Cori Newsom, Staff Writer
Abuse stories seem to be racking up the news websites this month. Cases such as Adrian Peterson’s have raised the same question that has been an ongoing debate for some time; how do you tell the difference between discipline and childhood abuse? Abuse, as defined in the dictionary, has four meanings depending on the context of the word. The second meaning describes abuse as “treating (a person or an animal) with cruelty or violence, especially regularly or repeatedly.” By adding the word “physical” to this term, the definition becomes more finite by “involving contact intended to cause feelings of physical pain, injury, or other physical suffering or bodily harm.” By only taking into account these definitions, the answer to the abuse questions supposedly become painfully obvious.

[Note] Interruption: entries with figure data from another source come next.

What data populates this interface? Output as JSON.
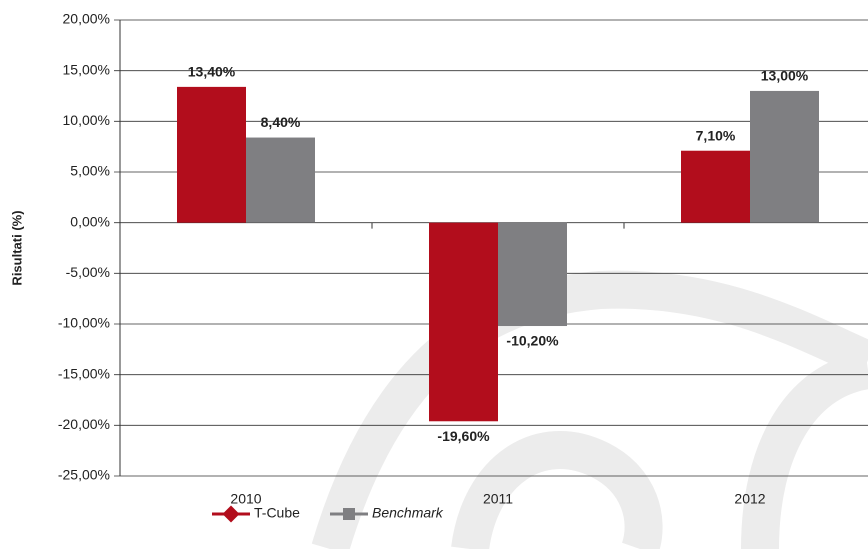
{
  "chart_data": {
    "type": "bar",
    "y_label": "Risultati (%)",
    "categories": [
      "2010",
      "2011",
      "2012"
    ],
    "series": [
      {
        "name": "T-Cube",
        "color": "#b20d1c",
        "values": [
          13.4,
          -19.6,
          7.1
        ],
        "value_labels": [
          "13,40%",
          "-19,60%",
          "7,10%"
        ]
      },
      {
        "name": "Benchmark",
        "color": "#7f7f82",
        "values": [
          8.4,
          -10.2,
          13.0
        ],
        "value_labels": [
          "8,40%",
          "-10,20%",
          "13,00%"
        ]
      }
    ],
    "ylim": [
      -25,
      20
    ],
    "yticks": [
      {
        "value": 20,
        "label": "20,00%"
      },
      {
        "value": 15,
        "label": "15,00%"
      },
      {
        "value": 10,
        "label": "10,00%"
      },
      {
        "value": 5,
        "label": "5,00%"
      },
      {
        "value": 0,
        "label": "0,00%"
      },
      {
        "value": -5,
        "label": "-5,00%"
      },
      {
        "value": -10,
        "label": "-10,00%"
      },
      {
        "value": -15,
        "label": "-15,00%"
      },
      {
        "value": -20,
        "label": "-20,00%"
      },
      {
        "value": -25,
        "label": "-25,00%"
      }
    ],
    "grid": true,
    "legend": "bottom"
  }
}
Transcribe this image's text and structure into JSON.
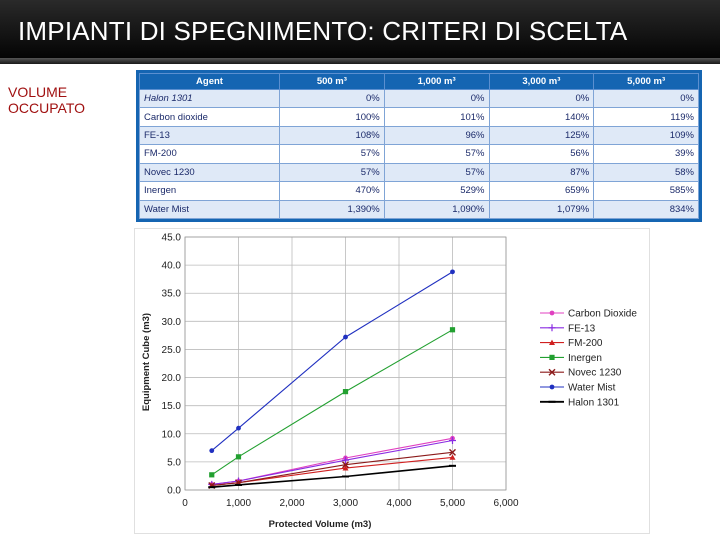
{
  "slide": {
    "title": "IMPIANTI DI SPEGNIMENTO: CRITERI DI SCELTA",
    "side_label_line1": "VOLUME",
    "side_label_line2": "OCCUPATO"
  },
  "table": {
    "headers": [
      "Agent",
      "500 m³",
      "1,000 m³",
      "3,000 m³",
      "5,000 m³"
    ],
    "rows": [
      {
        "agent": "Halon 1301",
        "italic": true,
        "values": [
          "0%",
          "0%",
          "0%",
          "0%"
        ]
      },
      {
        "agent": "Carbon dioxide",
        "values": [
          "100%",
          "101%",
          "140%",
          "119%"
        ]
      },
      {
        "agent": "FE-13",
        "values": [
          "108%",
          "96%",
          "125%",
          "109%"
        ]
      },
      {
        "agent": "FM-200",
        "values": [
          "57%",
          "57%",
          "56%",
          "39%"
        ]
      },
      {
        "agent": "Novec 1230",
        "values": [
          "57%",
          "57%",
          "87%",
          "58%"
        ]
      },
      {
        "agent": "Inergen",
        "values": [
          "470%",
          "529%",
          "659%",
          "585%"
        ]
      },
      {
        "agent": "Water Mist",
        "values": [
          "1,390%",
          "1,090%",
          "1,079%",
          "834%"
        ]
      }
    ]
  },
  "chart_data": {
    "type": "line",
    "xlabel": "Protected Volume (m3)",
    "ylabel": "Equipment Cube (m3)",
    "xlim": [
      0,
      6000
    ],
    "ylim": [
      0,
      45
    ],
    "xticks": [
      0,
      1000,
      2000,
      3000,
      4000,
      5000,
      6000
    ],
    "xtick_labels": [
      "0",
      "1,000",
      "2,000",
      "3,000",
      "4,000",
      "5,000",
      "6,000"
    ],
    "yticks": [
      0,
      5,
      10,
      15,
      20,
      25,
      30,
      35,
      40,
      45
    ],
    "ytick_labels": [
      "0.0",
      "5.0",
      "10.0",
      "15.0",
      "20.0",
      "25.0",
      "30.0",
      "35.0",
      "40.0",
      "45.0"
    ],
    "grid": true,
    "legend_position": "right",
    "x": [
      500,
      1000,
      3000,
      5000
    ],
    "series": [
      {
        "name": "Carbon Dioxide",
        "color": "#e040c0",
        "marker": "dot",
        "values": [
          1.0,
          1.6,
          5.7,
          9.2
        ]
      },
      {
        "name": "FE-13",
        "color": "#8a2be2",
        "marker": "plus",
        "values": [
          1.0,
          1.6,
          5.3,
          8.8
        ]
      },
      {
        "name": "FM-200",
        "color": "#d02020",
        "marker": "triangle",
        "values": [
          0.8,
          1.3,
          3.9,
          5.8
        ]
      },
      {
        "name": "Inergen",
        "color": "#22a030",
        "marker": "square",
        "values": [
          2.7,
          5.9,
          17.5,
          28.5
        ]
      },
      {
        "name": "Novec 1230",
        "color": "#8b1a1a",
        "marker": "x",
        "values": [
          0.8,
          1.3,
          4.5,
          6.7
        ]
      },
      {
        "name": "Water Mist",
        "color": "#2030c0",
        "marker": "dot",
        "values": [
          7.0,
          11.0,
          27.2,
          38.8
        ]
      },
      {
        "name": "Halon 1301",
        "color": "#000000",
        "marker": "dash",
        "values": [
          0.5,
          0.9,
          2.4,
          4.3
        ]
      }
    ]
  }
}
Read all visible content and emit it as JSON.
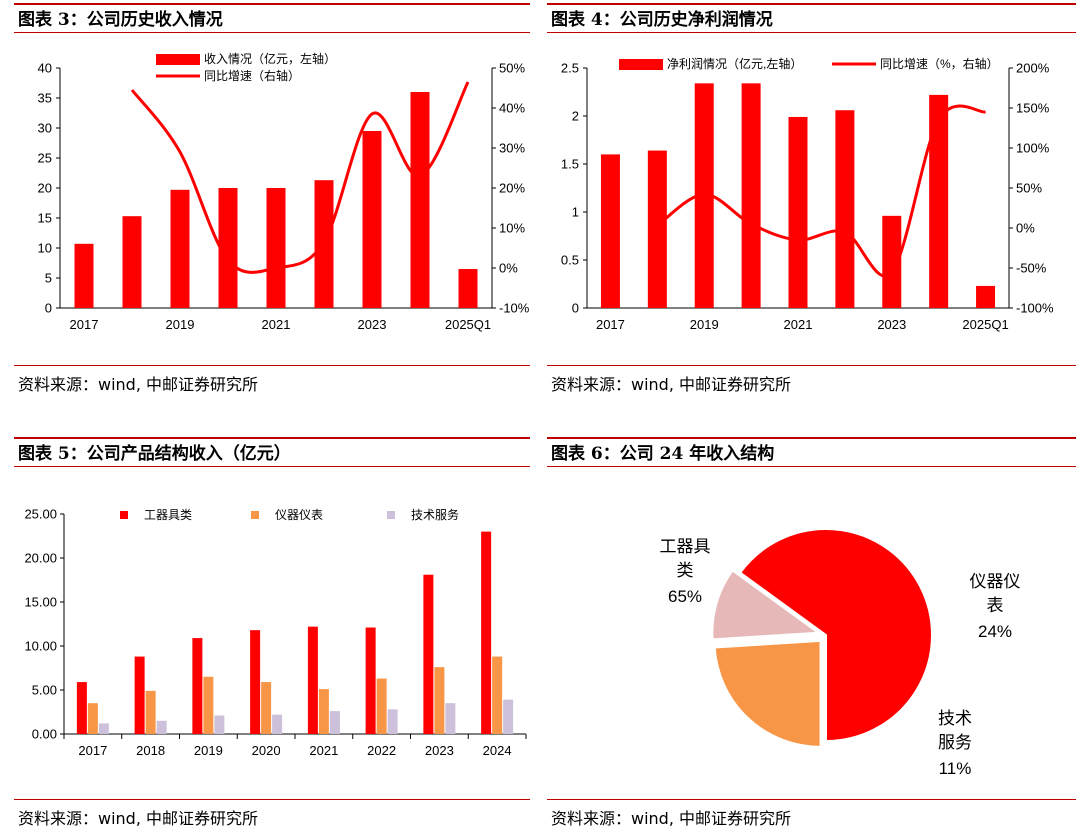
{
  "panels": {
    "p3": {
      "title": "图表 3：公司历史收入情况",
      "source": "资料来源：wind, 中邮证券研究所"
    },
    "p4": {
      "title": "图表 4：公司历史净利润情况",
      "source": "资料来源：wind, 中邮证券研究所"
    },
    "p5": {
      "title": "图表 5：公司产品结构收入（亿元）",
      "source": "资料来源：wind, 中邮证券研究所"
    },
    "p6": {
      "title": "图表 6：公司 24 年收入结构",
      "source": "资料来源：wind, 中邮证券研究所"
    }
  },
  "colors": {
    "red": "#ff0000",
    "orange": "#f79646",
    "lavender": "#ccc0da",
    "pink": "#e6b9b8",
    "rule": "#c00000"
  },
  "chart_data": [
    {
      "id": "revenue",
      "type": "bar+line",
      "x": [
        "2017",
        "2018",
        "2019",
        "2020",
        "2021",
        "2022",
        "2023",
        "2024",
        "2025Q1"
      ],
      "x_tick_labels": [
        "2017",
        "2019",
        "2021",
        "2023",
        "2025Q1"
      ],
      "series": [
        {
          "name": "收入情况（亿元，左轴）",
          "axis": "left",
          "kind": "bar",
          "values": [
            10.7,
            15.3,
            19.7,
            20.0,
            20.0,
            21.3,
            29.5,
            36.0,
            6.5
          ]
        },
        {
          "name": "同比增速（右轴）",
          "axis": "right",
          "kind": "line",
          "values": [
            null,
            0.445,
            0.29,
            0.02,
            0.0,
            0.065,
            0.385,
            0.23,
            0.465
          ]
        }
      ],
      "left_ylim": [
        0,
        40
      ],
      "left_ticks": [
        "0",
        "5",
        "10",
        "15",
        "20",
        "25",
        "30",
        "35",
        "40"
      ],
      "right_ylim": [
        -0.1,
        0.5
      ],
      "right_ticks": [
        "-10%",
        "0%",
        "10%",
        "20%",
        "30%",
        "40%",
        "50%"
      ]
    },
    {
      "id": "net_profit",
      "type": "bar+line",
      "x": [
        "2017",
        "2018",
        "2019",
        "2020",
        "2021",
        "2022",
        "2023",
        "2024",
        "2025Q1"
      ],
      "x_tick_labels": [
        "2017",
        "2019",
        "2021",
        "2023",
        "2025Q1"
      ],
      "series": [
        {
          "name": "净利润情况（亿元,左轴）",
          "axis": "left",
          "kind": "bar",
          "values": [
            1.6,
            1.64,
            2.34,
            2.34,
            1.99,
            2.06,
            0.96,
            2.22,
            0.23
          ]
        },
        {
          "name": "同比增速（%，右轴）",
          "axis": "right",
          "kind": "line",
          "values": [
            null,
            3,
            42,
            5,
            -15,
            -5,
            -55,
            135,
            145
          ]
        }
      ],
      "left_ylim": [
        0,
        2.5
      ],
      "left_ticks": [
        "0",
        "0.5",
        "1",
        "1.5",
        "2",
        "2.5"
      ],
      "right_ylim": [
        -100,
        200
      ],
      "right_ticks": [
        "-100%",
        "-50%",
        "0%",
        "50%",
        "100%",
        "150%",
        "200%"
      ]
    },
    {
      "id": "product_revenue",
      "type": "bar",
      "categories": [
        "2017",
        "2018",
        "2019",
        "2020",
        "2021",
        "2022",
        "2023",
        "2024"
      ],
      "series": [
        {
          "name": "工器具类",
          "values": [
            5.9,
            8.8,
            10.9,
            11.8,
            12.2,
            12.1,
            18.1,
            23.0
          ]
        },
        {
          "name": "仪器仪表",
          "values": [
            3.5,
            4.9,
            6.5,
            5.9,
            5.1,
            6.3,
            7.6,
            8.8
          ]
        },
        {
          "name": "技术服务",
          "values": [
            1.2,
            1.5,
            2.1,
            2.2,
            2.6,
            2.8,
            3.5,
            3.9
          ]
        }
      ],
      "ylim": [
        0,
        25
      ],
      "y_ticks": [
        "0.00",
        "5.00",
        "10.00",
        "15.00",
        "20.00",
        "25.00"
      ]
    },
    {
      "id": "revenue_mix_2024",
      "type": "pie",
      "slices": [
        {
          "name": "工器具类",
          "value": 65,
          "label": "65%",
          "name_lines": [
            "工器具",
            "类"
          ]
        },
        {
          "name": "仪器仪表",
          "value": 24,
          "label": "24%",
          "name_lines": [
            "仪器仪",
            "表"
          ]
        },
        {
          "name": "技术服务",
          "value": 11,
          "label": "11%",
          "name_lines": [
            "技术",
            "服务"
          ]
        }
      ]
    }
  ]
}
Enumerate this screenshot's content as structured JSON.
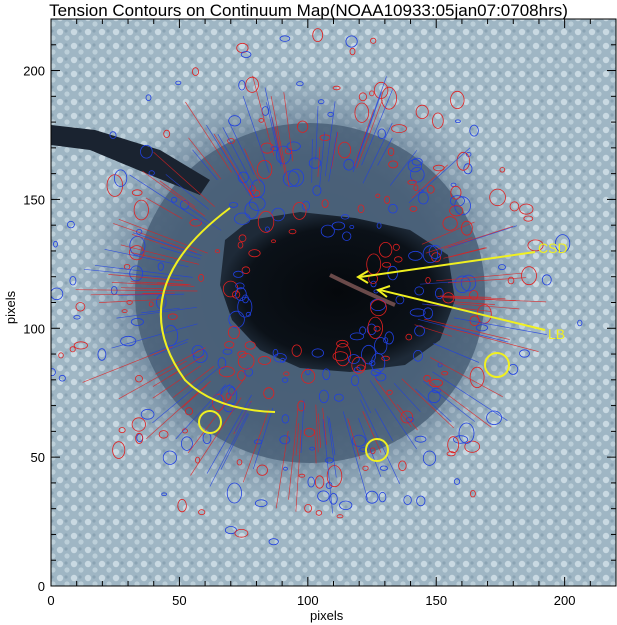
{
  "title": "Tension Contours on Continuum Map(NOAA10933:05jan07:0708hrs)",
  "xlabel": "pixels",
  "ylabel": "pixels",
  "x_ticks": [
    "0",
    "50",
    "100",
    "150",
    "200"
  ],
  "y_ticks": [
    "0",
    "50",
    "100",
    "150",
    "200"
  ],
  "annotations": {
    "csd": "CSD",
    "lb": "LB"
  },
  "colors": {
    "contour_a": "#e02020",
    "contour_b": "#2040e0",
    "annotation": "#f0f020"
  }
}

However, especially in a child’s case, this becomes a very grey area.
Kids need to be disciplined in order to learn how to behave. So where do we draw the line between deserved, necessary discipline and child abuse? This question has greatly altered our society in many regards. Obviously we can agree there is abuse going on if a child is sporting bruises and cuts that openly bleed and/or last for days. So, on the opposite, less violent scale, how do we draw the line between what we consider harmless disciplinary action and a less obvious, but still horrible form of child abuse?
Addressing the far side of disciplinary action, you can’t be so afraid of physically abusing a child that you don’t discipline them at all. Many elementary schools and day cares just let kids walk all over them; they attempt to discipline the children, but are not sincere in the act. Addressing the middle scale, (the line between discipline and abuse), if the child is not bleeding and the physical evidence of discipline is only lasting a few hours this should not considered abuse. We as a society cannot call child protective services every time we see a parent spank a child in public.
In all honesty, these aren’t questions that can be solved in one newspaper article. The area of abuse is subjective, which is why there are so many debates about it. The best we can hope to do is take all areas of discipline into account and hope we understand the line between discipline and abuse.